# Thomson Speedtouch 536 Modem



## Beehive (Jan 8, 2008)

Good afternoon from a newbie, I hope I'm posting this in the correct place.

I have a Win XP PC connected to a DSL line with a Thomson Speedtouch 536 modem by ethernet cable. There is no problem with this.

I then connected my Win XP laptop to this modem via usb cable, installing the correct drivers which were emailed to me from Speedtouch.

Unfortunately after a couple of hours the connection to the laptop just dies. When I check the Speedtouch page using the PC, I see the two computers connected, the main one - Ethernet is connected at 100Mbps but the laptop - usbport has just 12Mbps in brackets. 

If I check the details it usually says 
Status: Active
Type: Generic (or Laptop Computer which I changed it to to see if it helped)
Connected to: usbport (USB)

Addressing 
Physical Address: 00:90:d0:05:d4:45 
IP Address Assignment: DHCP 
IP Address: 192.168.1.64 
Always use the same address: No 
DHCP Lease Time: 0 days, 18:11:20 (this counts down from 24)

The connection often returns later in the day of it's own accord but why does it drop in the first place? and for a number of hours at a time.

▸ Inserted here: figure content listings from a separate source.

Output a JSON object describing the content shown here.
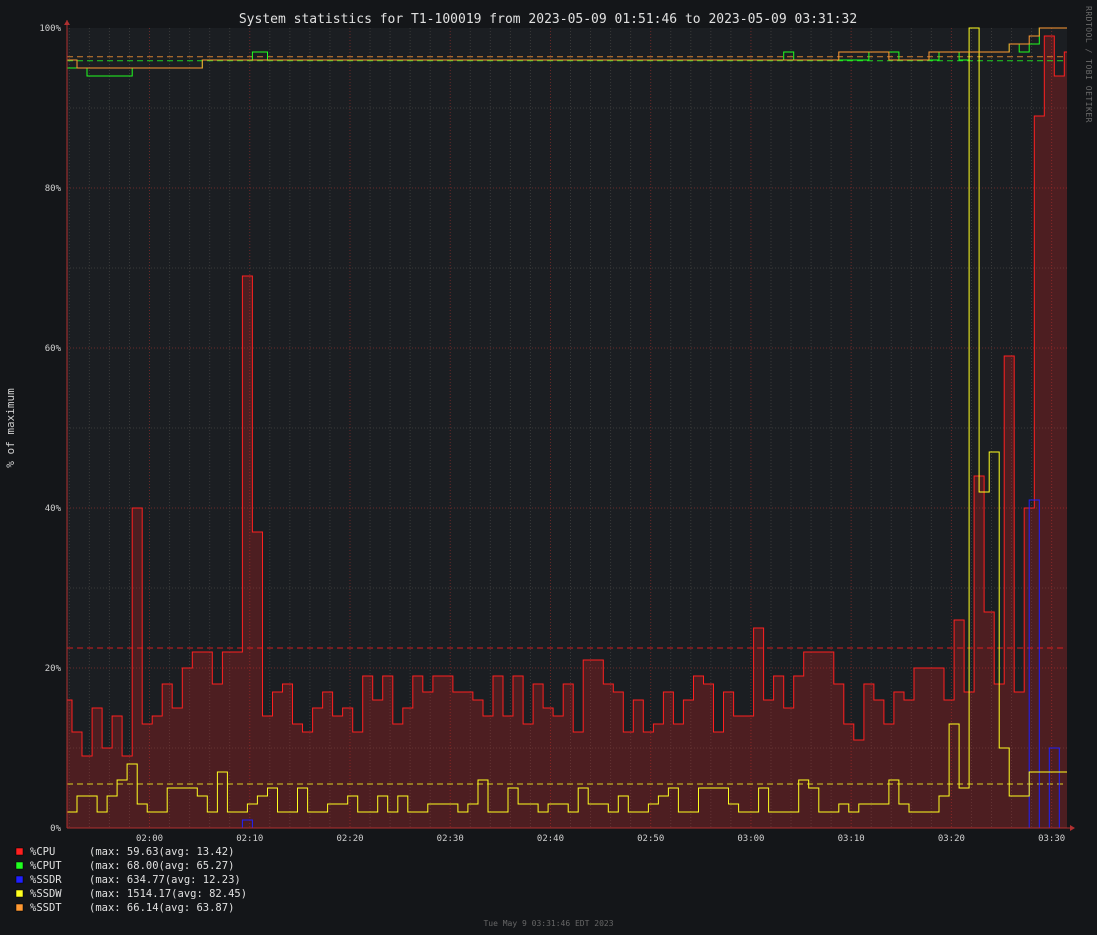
{
  "chart_data": {
    "type": "line",
    "title": "System statistics for T1-100019 from 2023-05-09 01:51:46 to 2023-05-09 03:31:32",
    "ylabel": "% of maximum",
    "xlabel": "",
    "ylim": [
      0,
      100
    ],
    "xlim": [
      "01:51:46",
      "03:31:32"
    ],
    "y_ticks": [
      "0%",
      "20%",
      "40%",
      "60%",
      "80%",
      "100%"
    ],
    "x_ticks": [
      "02:00",
      "02:10",
      "02:20",
      "02:30",
      "02:40",
      "02:50",
      "03:00",
      "03:10",
      "03:20",
      "03:30"
    ],
    "grid": true,
    "legend_position": "bottom-left",
    "sample_interval_min": 0.5,
    "series": [
      {
        "name": "%CPU",
        "color": "#ff2020",
        "fill": true,
        "max": "59.63",
        "avg": "13.42",
        "values": [
          16,
          12,
          12,
          9,
          9,
          15,
          15,
          10,
          10,
          14,
          14,
          9,
          9,
          40,
          40,
          13,
          13,
          14,
          14,
          18,
          18,
          15,
          15,
          20,
          20,
          22,
          22,
          22,
          22,
          18,
          18,
          22,
          22,
          22,
          22,
          69,
          69,
          37,
          37,
          14,
          14,
          17,
          17,
          18,
          18,
          13,
          13,
          12,
          12,
          15,
          15,
          17,
          17,
          14,
          14,
          15,
          15,
          12,
          12,
          19,
          19,
          16,
          16,
          19,
          19,
          13,
          13,
          15,
          15,
          19,
          19,
          17,
          17,
          19,
          19,
          19,
          19,
          17,
          17,
          17,
          17,
          16,
          16,
          14,
          14,
          19,
          19,
          14,
          14,
          19,
          19,
          13,
          13,
          18,
          18,
          15,
          15,
          14,
          14,
          18,
          18,
          12,
          12,
          21,
          21,
          21,
          21,
          18,
          18,
          17,
          17,
          12,
          12,
          16,
          16,
          12,
          12,
          13,
          13,
          17,
          17,
          13,
          13,
          16,
          16,
          19,
          19,
          18,
          18,
          12,
          12,
          17,
          17,
          14,
          14,
          14,
          14,
          25,
          25,
          16,
          16,
          19,
          19,
          15,
          15,
          19,
          19,
          22,
          22,
          22,
          22,
          22,
          22,
          18,
          18,
          13,
          13,
          11,
          11,
          18,
          18,
          16,
          16,
          13,
          13,
          17,
          17,
          16,
          16,
          20,
          20,
          20,
          20,
          20,
          20,
          16,
          16,
          26,
          26,
          17,
          17,
          44,
          44,
          27,
          27,
          18,
          18,
          59,
          59,
          17,
          17,
          40,
          40,
          89,
          89,
          99,
          99,
          94,
          94,
          97,
          97,
          97,
          97
        ]
      },
      {
        "name": "%CPUT",
        "color": "#20ff20",
        "fill": false,
        "max": "68.00",
        "avg": "65.27",
        "values": [
          95,
          95,
          95,
          95,
          94,
          94,
          94,
          94,
          94,
          94,
          94,
          94,
          94,
          95,
          95,
          95,
          95,
          95,
          95,
          95,
          95,
          95,
          95,
          95,
          95,
          95,
          95,
          96,
          96,
          96,
          96,
          96,
          96,
          96,
          96,
          96,
          96,
          97,
          97,
          97,
          96,
          96,
          96,
          96,
          96,
          96,
          96,
          96,
          96,
          96,
          96,
          96,
          96,
          96,
          96,
          96,
          96,
          96,
          96,
          96,
          96,
          96,
          96,
          96,
          96,
          96,
          96,
          96,
          96,
          96,
          96,
          96,
          96,
          96,
          96,
          96,
          96,
          96,
          96,
          96,
          96,
          96,
          96,
          96,
          96,
          96,
          96,
          96,
          96,
          96,
          96,
          96,
          96,
          96,
          96,
          96,
          96,
          96,
          96,
          96,
          96,
          96,
          96,
          96,
          96,
          96,
          96,
          96,
          96,
          96,
          96,
          96,
          96,
          96,
          96,
          96,
          96,
          96,
          96,
          96,
          96,
          96,
          96,
          96,
          96,
          96,
          96,
          96,
          96,
          96,
          96,
          96,
          96,
          96,
          96,
          96,
          96,
          96,
          96,
          96,
          96,
          96,
          96,
          97,
          97,
          96,
          96,
          96,
          96,
          96,
          96,
          96,
          96,
          96,
          96,
          96,
          96,
          96,
          96,
          96,
          97,
          97,
          97,
          97,
          97,
          97,
          96,
          96,
          96,
          96,
          96,
          96,
          96,
          96,
          97,
          97,
          97,
          97,
          96,
          96,
          97,
          97,
          97,
          97,
          97,
          97,
          97,
          97,
          98,
          98,
          97,
          97,
          98,
          98,
          100,
          100,
          100,
          100,
          100,
          100,
          100,
          100
        ]
      },
      {
        "name": "%SSDR",
        "color": "#2020ff",
        "fill": false,
        "max": "634.77",
        "avg": "12.23",
        "values": [
          0,
          0,
          0,
          0,
          0,
          0,
          0,
          0,
          0,
          0,
          0,
          0,
          0,
          0,
          0,
          0,
          0,
          0,
          0,
          0,
          0,
          0,
          0,
          0,
          0,
          0,
          0,
          0,
          0,
          0,
          0,
          0,
          0,
          0,
          0,
          1,
          1,
          0,
          0,
          0,
          0,
          0,
          0,
          0,
          0,
          0,
          0,
          0,
          0,
          0,
          0,
          0,
          0,
          0,
          0,
          0,
          0,
          0,
          0,
          0,
          0,
          0,
          0,
          0,
          0,
          0,
          0,
          0,
          0,
          0,
          0,
          0,
          0,
          0,
          0,
          0,
          0,
          0,
          0,
          0,
          0,
          0,
          0,
          0,
          0,
          0,
          0,
          0,
          0,
          0,
          0,
          0,
          0,
          0,
          0,
          0,
          0,
          0,
          0,
          0,
          0,
          0,
          0,
          0,
          0,
          0,
          0,
          0,
          0,
          0,
          0,
          0,
          0,
          0,
          0,
          0,
          0,
          0,
          0,
          0,
          0,
          0,
          0,
          0,
          0,
          0,
          0,
          0,
          0,
          0,
          0,
          0,
          0,
          0,
          0,
          0,
          0,
          0,
          0,
          0,
          0,
          0,
          0,
          0,
          0,
          0,
          0,
          0,
          0,
          0,
          0,
          0,
          0,
          0,
          0,
          0,
          0,
          0,
          0,
          0,
          0,
          0,
          0,
          0,
          0,
          0,
          0,
          0,
          0,
          0,
          0,
          0,
          0,
          0,
          0,
          0,
          0,
          0,
          0,
          0,
          0,
          0,
          0,
          0,
          0,
          0,
          0,
          0,
          0,
          0,
          0,
          0,
          41,
          41,
          0,
          0,
          10,
          10,
          0,
          0,
          0,
          0,
          4,
          4
        ]
      },
      {
        "name": "%SSDW",
        "color": "#ffff20",
        "fill": false,
        "max": "1514.17",
        "avg": "82.45",
        "values": [
          2,
          2,
          4,
          4,
          4,
          4,
          2,
          2,
          4,
          4,
          6,
          6,
          8,
          8,
          3,
          3,
          2,
          2,
          2,
          2,
          5,
          5,
          5,
          5,
          5,
          5,
          4,
          4,
          2,
          2,
          7,
          7,
          2,
          2,
          2,
          2,
          3,
          3,
          4,
          4,
          5,
          5,
          2,
          2,
          2,
          2,
          5,
          5,
          2,
          2,
          2,
          2,
          3,
          3,
          3,
          3,
          4,
          4,
          2,
          2,
          2,
          2,
          4,
          4,
          2,
          2,
          4,
          4,
          2,
          2,
          2,
          2,
          3,
          3,
          3,
          3,
          3,
          3,
          2,
          2,
          3,
          3,
          6,
          6,
          2,
          2,
          2,
          2,
          5,
          5,
          3,
          3,
          3,
          3,
          2,
          2,
          3,
          3,
          3,
          3,
          2,
          2,
          5,
          5,
          3,
          3,
          3,
          3,
          2,
          2,
          4,
          4,
          2,
          2,
          2,
          2,
          3,
          3,
          4,
          4,
          5,
          5,
          2,
          2,
          2,
          2,
          5,
          5,
          5,
          5,
          5,
          5,
          3,
          3,
          2,
          2,
          2,
          2,
          5,
          5,
          2,
          2,
          2,
          2,
          2,
          2,
          6,
          6,
          5,
          5,
          2,
          2,
          2,
          2,
          3,
          3,
          2,
          2,
          3,
          3,
          3,
          3,
          3,
          3,
          6,
          6,
          3,
          3,
          2,
          2,
          2,
          2,
          2,
          2,
          4,
          4,
          13,
          13,
          5,
          5,
          100,
          100,
          42,
          42,
          47,
          47,
          10,
          10,
          4,
          4,
          4,
          4,
          7,
          7,
          7,
          7,
          7,
          7,
          7,
          7
        ]
      },
      {
        "name": "%SSDT",
        "color": "#ff9933",
        "fill": false,
        "max": "66.14",
        "avg": "63.87",
        "values": [
          96,
          96,
          95,
          95,
          95,
          95,
          95,
          95,
          95,
          95,
          95,
          95,
          95,
          95,
          95,
          95,
          95,
          95,
          95,
          95,
          95,
          95,
          95,
          95,
          95,
          95,
          95,
          96,
          96,
          96,
          96,
          96,
          96,
          96,
          96,
          96,
          96,
          96,
          96,
          96,
          96,
          96,
          96,
          96,
          96,
          96,
          96,
          96,
          96,
          96,
          96,
          96,
          96,
          96,
          96,
          96,
          96,
          96,
          96,
          96,
          96,
          96,
          96,
          96,
          96,
          96,
          96,
          96,
          96,
          96,
          96,
          96,
          96,
          96,
          96,
          96,
          96,
          96,
          96,
          96,
          96,
          96,
          96,
          96,
          96,
          96,
          96,
          96,
          96,
          96,
          96,
          96,
          96,
          96,
          96,
          96,
          96,
          96,
          96,
          96,
          96,
          96,
          96,
          96,
          96,
          96,
          96,
          96,
          96,
          96,
          96,
          96,
          96,
          96,
          96,
          96,
          96,
          96,
          96,
          96,
          96,
          96,
          96,
          96,
          96,
          96,
          96,
          96,
          96,
          96,
          96,
          96,
          96,
          96,
          96,
          96,
          96,
          96,
          96,
          96,
          96,
          96,
          96,
          96,
          96,
          96,
          96,
          96,
          96,
          96,
          96,
          96,
          96,
          96,
          97,
          97,
          97,
          97,
          97,
          97,
          97,
          97,
          97,
          97,
          96,
          96,
          96,
          96,
          96,
          96,
          96,
          96,
          97,
          97,
          97,
          97,
          97,
          97,
          97,
          97,
          97,
          97,
          97,
          97,
          97,
          97,
          97,
          97,
          98,
          98,
          98,
          98,
          99,
          99,
          100,
          100,
          100,
          100,
          100,
          100,
          100,
          100
        ]
      }
    ],
    "hlines": [
      {
        "value": 96.4,
        "color": "#ff9933"
      },
      {
        "value": 95.9,
        "color": "#20ff20"
      },
      {
        "value": 22.5,
        "color": "#ff2020"
      },
      {
        "value": 5.5,
        "color": "#ffff20"
      }
    ]
  },
  "watermark": "RRDTOOL / TOBI OETIKER",
  "footer_timestamp": "Tue May  9 03:31:46 EDT 2023"
}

Thank you if anybody is able to provide the solution to this.


----------



## johnwill (Sep 26, 2002)

Quite frankly, I have a very low opinion of USB for networking. I'd buy a $10 Ethernet switch and forget the USB. http://www.microbarn.com/details.aspx?rid=101727&source=pricewatch


----------



## Beehive (Jan 8, 2008)

Thank you for your experience. As I'm in England I'll look around for one of these, perhaps Maplins or somewhere similar would have one.


----------



## johnwill (Sep 26, 2002)

They're very common, almost any place that has networking stuff will have a simple Ethernet switch.


----------